Student Government Association President Thanh Long Huynh agrees, saying, “Convocation is great because it gets people excited about participation in student body activities. It’s good for the students and for the university when the students feel like they have more of a personal investment in the school.”

“I’m really excited about this year,” Huynh adds, “and I think we’ll get a lot accomplished.”

Students present at the picnic, which (remarkably) took place in nigh-perfect weather, have in common an enthusiasm for the year to come, though the details vary widely.

Thomas Stanley, a freshman majoring in psychology, is stoic: “I’m just planning to work hard and get my  education.”


Pranav Masana, an electrical engineering major, looks back as much as forward, saying, “Wichita State has been a good time for me. I’m graduating this semester. I will have a party, search for a job and go home to India.”

Carley Gregory, a sophomore, is thrilled to find herself accepted to an exclusive program. “I start the med tech program in the spring,” she says. “I just found out about a month ago that I had been accepted, and I applied for it like two years ago! It’s quite competitive. Anyway, I’m really excited.”

A pair of sophomore roommates majoring in violin performance, Ashley Huyck and Amy Schumann, anticipate a new year making beautiful music; Huyck offers, “I’m looking forward to learning to play the violin better. I love going to school here in the music building — it’s fun!”
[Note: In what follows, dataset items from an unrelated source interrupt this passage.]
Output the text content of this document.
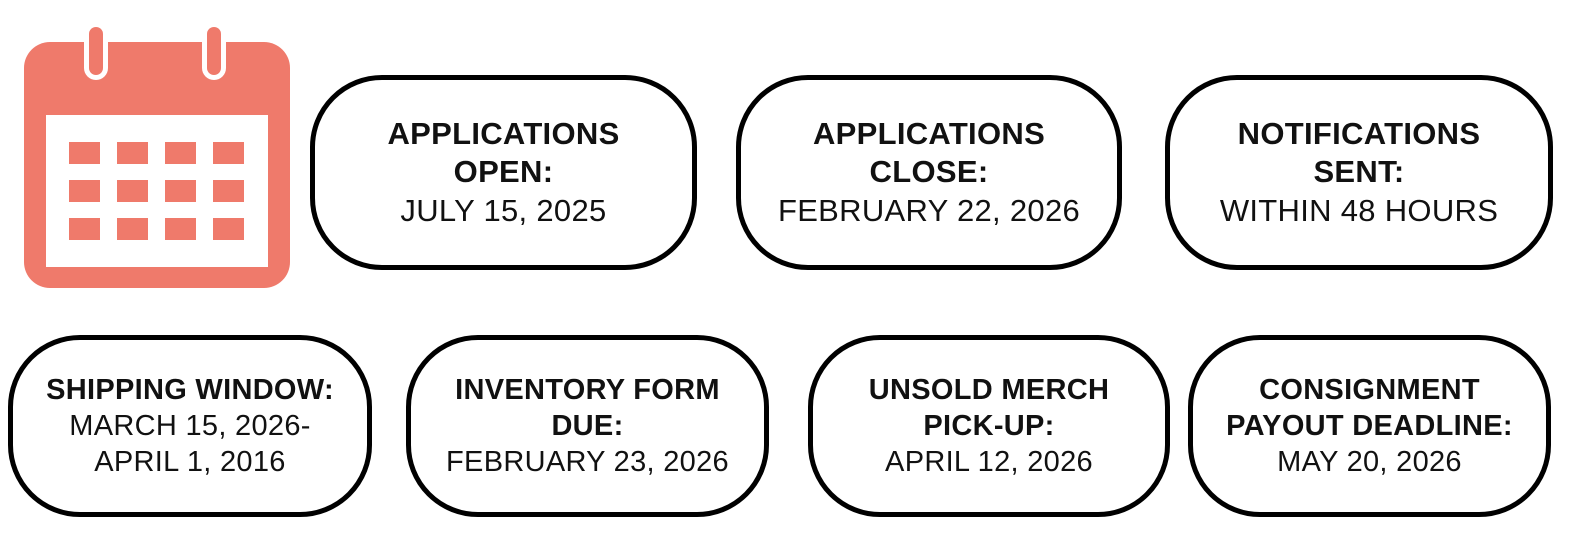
APPLICATIONS
OPEN:
JULY 15, 2025
APPLICATIONS
CLOSE:
FEBRUARY 22, 2026
NOTIFICATIONS
SENT:
WITHIN 48 HOURS
SHIPPING WINDOW:
MARCH 15, 2026-
APRIL 1, 2016
INVENTORY FORM
DUE:
FEBRUARY 23, 2026
UNSOLD MERCH
PICK-UP:
APRIL 12, 2026
CONSIGNMENT
PAYOUT DEADLINE:
MAY 20, 2026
Schumann, who proudly shows off her beloved book of Mozart sheet music, claims, “I’m excited to work with the new orchestra conductor.”

Huyck then adds with a laugh, “We’re losers, though; in our spare time we just sit around drinking lots  of coffee and tea and eating sushi and playing music.”

According to Sandlin, organizers of the first Convocation six years ago  worried that few students would bother to show; the debut ceremony in 2000 was held in the much smaller Wilner Auditorium. “But we filled it the first year,” she says, “and it’s been that way every year. Standing room only from year one.”

And with a track record like that, it’s easy to imagine that this is one Wichita State tradition that will be with us for generations to come.